J.C. Penney Reimagined
By Wanda Jankowski

A mock-up of what the Liz Clairborne brand shop might look like using newly designed fixture panels as back walls. Brand shops will incorporate all product categories (ex. Liz Claiborne apparel and accessories).
The new square “frame” jcp logo recalls the American flag. The frame graphic will be used throughout jcpenney’s marketing and in-store displays to remind customers to “frame the things they love.” Each major month-long promotion is referenced by one specific color used in all displays and materials, such as pink for February.

Ron Johnson and Michael Francis reveal the plan for transforming jcpenney into a new kind of American department store

“We’re fine with growing old. We’re not fine with growing stale,” states Ron Johnson, ceo of J.C. Penney Company, Inc. and former architect of the Apple store concept, who is charged with rescuing the department store chain, founded more than 110 years ago by James Cash Penney, from its doldrums. During the “In Praise Of Fresh Air” presentation held on Jan. 25, 2012 in New York and delivered by Johnson and Michael Francis, president, J.C. Penney Company, Inc., the four-year long transformation strategy for jcpenney was revealed.

Here are highlights of the plans for turning jcpenney into “America’s favorite store”:

The Problems: Constant discounting and couponing, and declines in product quality had damaged brand integrity and failed to attract enough shoppers.

The Goals: To make shopping at jcpenney as convenient as possible, to offer the best pricing and to entice customers with an experience they can’t find anywhere else.

Johnson explained how goals are to be achieved by addressing the six “Ps”:

Pricing: Fair and Square Pricing, effective Feb. 1, 2012, includes: Everyday Prices, regular “great” prices; Month-Long Values, better prices on selected timely merchandise for the entire month; and Best Prices, lowest prices offered on the first and third Fridays of each month on merchandise to be moved out.

Personality: Brand modernization begins with the new red, white and blue logo that recalls the American flag.
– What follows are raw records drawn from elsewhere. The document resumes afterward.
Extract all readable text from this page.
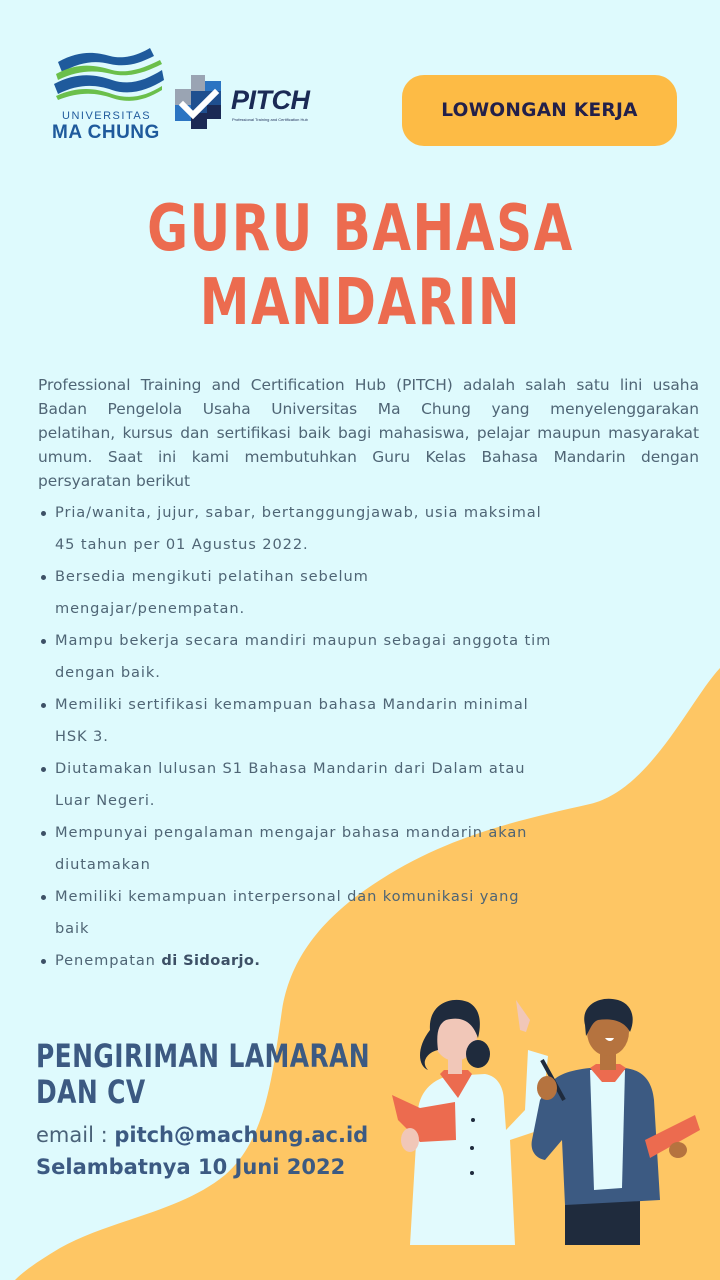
UNIVERSITAS
MA CHUNG
PITCH
Professional Training and Certification Hub	LOWONGAN KERJA
GURU BAHASA
MANDARIN
Professional Training and Certification Hub (PITCH) adalah salah satu lini usaha
Badan Pengelola Usaha Universitas Ma Chung yang menyelenggarakan
pelatihan, kursus dan sertifikasi baik bagi mahasiswa, pelajar maupun masyarakat
umum. Saat ini kami membutuhkan Guru Kelas Bahasa Mandarin dengan
persyaratan berikut
Pria/wanita, jujur, sabar, bertanggungjawab, usia maksimal
45 tahun per 01 Agustus 2022.
Bersedia mengikuti pelatihan sebelum
mengajar/penempatan.
Mampu bekerja secara mandiri maupun sebagai anggota tim
dengan baik.
Memiliki sertifikasi kemampuan bahasa Mandarin minimal
HSK 3.
Diutamakan lulusan S1 Bahasa Mandarin dari Dalam atau
Luar Negeri.
Mempunyai pengalaman mengajar bahasa mandarin akan
diutamakan
Memiliki kemampuan interpersonal dan komunikasi yang
baik
Penempatan di Sidoarjo.
PENGIRIMAN LAMARAN
DAN CV
email : pitch@machung.ac.id
Selambatnya 10 Juni 2022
It features a “frame” that will be a repeated element in promotions and in-store graphics.

Promotions: Jcpenney will host only 12 promotional events each year built around the Month-Long Values on items consumers are looking for in that month, as well as goods and services unique to the month. A different color for each month will be used in advertising, signage and displays. TV talk show host and comedienne, Ellen DeGeneres, will be the store’s brand partner, participating in promotional activities.

Place: The store will be reconfigured to include a Main Street of 80 to 100 brand shops and a Town Square core offering services.

Presentation: Beginning in August 2012, two to three brand shops will be installed monthly in each store. The Town Square will debut in 2013. The transformation will be complete by the end of 2015.

A new floor fixture has been designed, replacing standard racks and T-stands. The 5- by 5-foot panel-like fixture can be used singly or in multiples linked together. It can form the walls of shops, hold graphics and offer enough capacity to open up floor space within a shop for multi-dimensional displays.

Product: Merchandise quality will be raised and goods will be “curated.” The store’s current 400 brands will be pared down to 100. Some existing brands will be transformed, others will be dropped and new brands, such as Martha Stewart®, will be added.

Funding: Transformation funding begins with $800 million in capital expenditures in fiscal year 2012. The company’s formula for long-term sustainable growth is to improve sales productivity, generating 40 percent or better gross margins, while lowering expense. The company also is targeting $900 million in expense cuts over the first two years of its transformation from stores, advertising and operations in the company’s home office.